I was already scheduled a casual bar night. No speakers required, just plug and play.
No matter. Playing for these kids was reason enough, they’re honestly a blast.
No drunk snobs to deal with.
No managers looking over your shoulder.
Just a bunch of fire-crackers with crazy amounts of energy who sing, dance, and shout to just about every high energy pop song they can recognize, followed by the ‘Oohs’ & ‘Awws’ of cute slow dances.
Given the intangibles, an easy choice it was. To the middle school dance I’d go.
Here’s a glimpse of how it went-
How do you beat that?
Certainly not getting yelled at by an angry bro three fireballs deep, all upset you didn’t play his favorite track by Cradle of Filth.
The kids’ requests aren’t even half bad. You’ll have to filter some dirty songs that are technically clean (ex. Jason Derulo – Swalla), but as long as you’re not throwing around tracks with the Explicit tags you’ll be fine.

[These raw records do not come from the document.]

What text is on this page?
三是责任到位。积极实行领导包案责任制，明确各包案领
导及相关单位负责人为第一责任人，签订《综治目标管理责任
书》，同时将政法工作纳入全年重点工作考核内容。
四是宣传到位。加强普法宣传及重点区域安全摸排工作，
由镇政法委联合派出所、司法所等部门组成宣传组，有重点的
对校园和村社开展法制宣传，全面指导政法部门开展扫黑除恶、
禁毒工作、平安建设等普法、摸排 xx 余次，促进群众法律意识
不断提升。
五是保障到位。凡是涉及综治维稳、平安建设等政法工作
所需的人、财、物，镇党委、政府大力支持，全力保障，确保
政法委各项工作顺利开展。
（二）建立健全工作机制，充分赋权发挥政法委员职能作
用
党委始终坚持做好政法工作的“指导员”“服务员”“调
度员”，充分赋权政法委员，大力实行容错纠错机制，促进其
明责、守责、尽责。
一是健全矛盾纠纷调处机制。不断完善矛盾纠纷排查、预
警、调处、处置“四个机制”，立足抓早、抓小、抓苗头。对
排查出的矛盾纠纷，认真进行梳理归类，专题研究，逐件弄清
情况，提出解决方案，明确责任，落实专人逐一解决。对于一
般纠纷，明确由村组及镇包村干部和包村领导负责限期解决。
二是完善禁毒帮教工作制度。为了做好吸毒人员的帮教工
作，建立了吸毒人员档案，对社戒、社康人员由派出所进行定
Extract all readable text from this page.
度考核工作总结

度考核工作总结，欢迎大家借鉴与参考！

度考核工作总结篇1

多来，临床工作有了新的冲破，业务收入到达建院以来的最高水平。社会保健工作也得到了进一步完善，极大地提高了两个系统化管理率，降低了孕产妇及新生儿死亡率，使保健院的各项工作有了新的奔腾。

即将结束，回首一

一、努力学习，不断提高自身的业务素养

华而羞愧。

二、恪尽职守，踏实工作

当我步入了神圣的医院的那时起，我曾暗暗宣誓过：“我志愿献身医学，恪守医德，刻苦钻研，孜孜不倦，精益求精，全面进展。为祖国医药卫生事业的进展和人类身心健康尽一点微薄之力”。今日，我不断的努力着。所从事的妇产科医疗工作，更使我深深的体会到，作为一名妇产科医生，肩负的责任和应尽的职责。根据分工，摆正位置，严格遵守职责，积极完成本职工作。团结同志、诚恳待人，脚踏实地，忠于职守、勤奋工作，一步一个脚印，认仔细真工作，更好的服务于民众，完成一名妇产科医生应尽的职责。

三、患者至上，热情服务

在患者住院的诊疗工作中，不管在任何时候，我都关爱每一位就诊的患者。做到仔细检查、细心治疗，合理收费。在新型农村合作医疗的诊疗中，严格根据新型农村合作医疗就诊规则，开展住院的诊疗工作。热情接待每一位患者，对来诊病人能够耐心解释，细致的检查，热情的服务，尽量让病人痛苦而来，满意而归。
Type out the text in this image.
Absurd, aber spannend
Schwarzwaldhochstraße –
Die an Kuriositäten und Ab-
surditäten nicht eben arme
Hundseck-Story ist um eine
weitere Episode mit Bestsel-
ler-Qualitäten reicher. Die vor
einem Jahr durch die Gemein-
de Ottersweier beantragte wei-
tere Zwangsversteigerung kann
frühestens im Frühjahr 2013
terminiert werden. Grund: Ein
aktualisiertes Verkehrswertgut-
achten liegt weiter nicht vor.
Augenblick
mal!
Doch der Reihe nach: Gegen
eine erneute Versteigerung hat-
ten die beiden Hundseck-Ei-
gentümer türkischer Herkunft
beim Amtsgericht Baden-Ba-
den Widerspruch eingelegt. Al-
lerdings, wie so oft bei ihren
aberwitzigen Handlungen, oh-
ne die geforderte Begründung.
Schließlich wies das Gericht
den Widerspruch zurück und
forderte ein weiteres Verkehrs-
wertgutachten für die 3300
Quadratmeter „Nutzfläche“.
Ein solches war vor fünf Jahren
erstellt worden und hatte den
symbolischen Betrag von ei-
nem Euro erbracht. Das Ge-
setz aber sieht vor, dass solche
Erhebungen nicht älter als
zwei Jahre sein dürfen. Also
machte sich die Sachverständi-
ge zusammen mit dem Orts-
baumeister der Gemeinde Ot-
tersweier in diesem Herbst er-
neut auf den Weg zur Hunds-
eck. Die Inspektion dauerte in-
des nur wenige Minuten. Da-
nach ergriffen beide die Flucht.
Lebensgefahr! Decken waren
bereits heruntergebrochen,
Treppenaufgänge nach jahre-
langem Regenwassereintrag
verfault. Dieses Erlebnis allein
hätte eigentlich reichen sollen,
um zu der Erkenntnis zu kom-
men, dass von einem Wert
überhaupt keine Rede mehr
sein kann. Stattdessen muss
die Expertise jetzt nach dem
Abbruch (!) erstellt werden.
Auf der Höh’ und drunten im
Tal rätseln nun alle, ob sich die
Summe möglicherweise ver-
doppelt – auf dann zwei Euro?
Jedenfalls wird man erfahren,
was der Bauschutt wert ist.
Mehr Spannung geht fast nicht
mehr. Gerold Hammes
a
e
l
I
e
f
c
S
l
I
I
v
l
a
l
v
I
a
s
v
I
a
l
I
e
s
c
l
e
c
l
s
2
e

Nuances of playing for a young crowd largely boil down to fleeting attention. Stay away from songs with long build-ups, instead focus on tracks with fun vibes and high energy with heavy lyrics. You’re going to want to jump between tracks more often than usual given their shorter attention spans and explosive reactivity to novelty. One Direction and the Biebs are predictable staples. You could easily build a playlist using ‘Now That’s What I Call Music’ albums averaging $7 a pop if you were in a pinch.
Beyond the logistics, there was opportunity here. Not only would it be a heck of a lot more fun, I’d be strengthening my relationship with the school. At only $300 it’s one of the lowest paying gigs I’d taken in years, but the potential far outweighed the one-time transaction. This was a private school whose tuition rivals that of most ivy league universities. Many of the kid’s families will most assuredly be hosting parties over the summer, and if word got around that their school’s DJ was a blast, who do you think they’re going to call?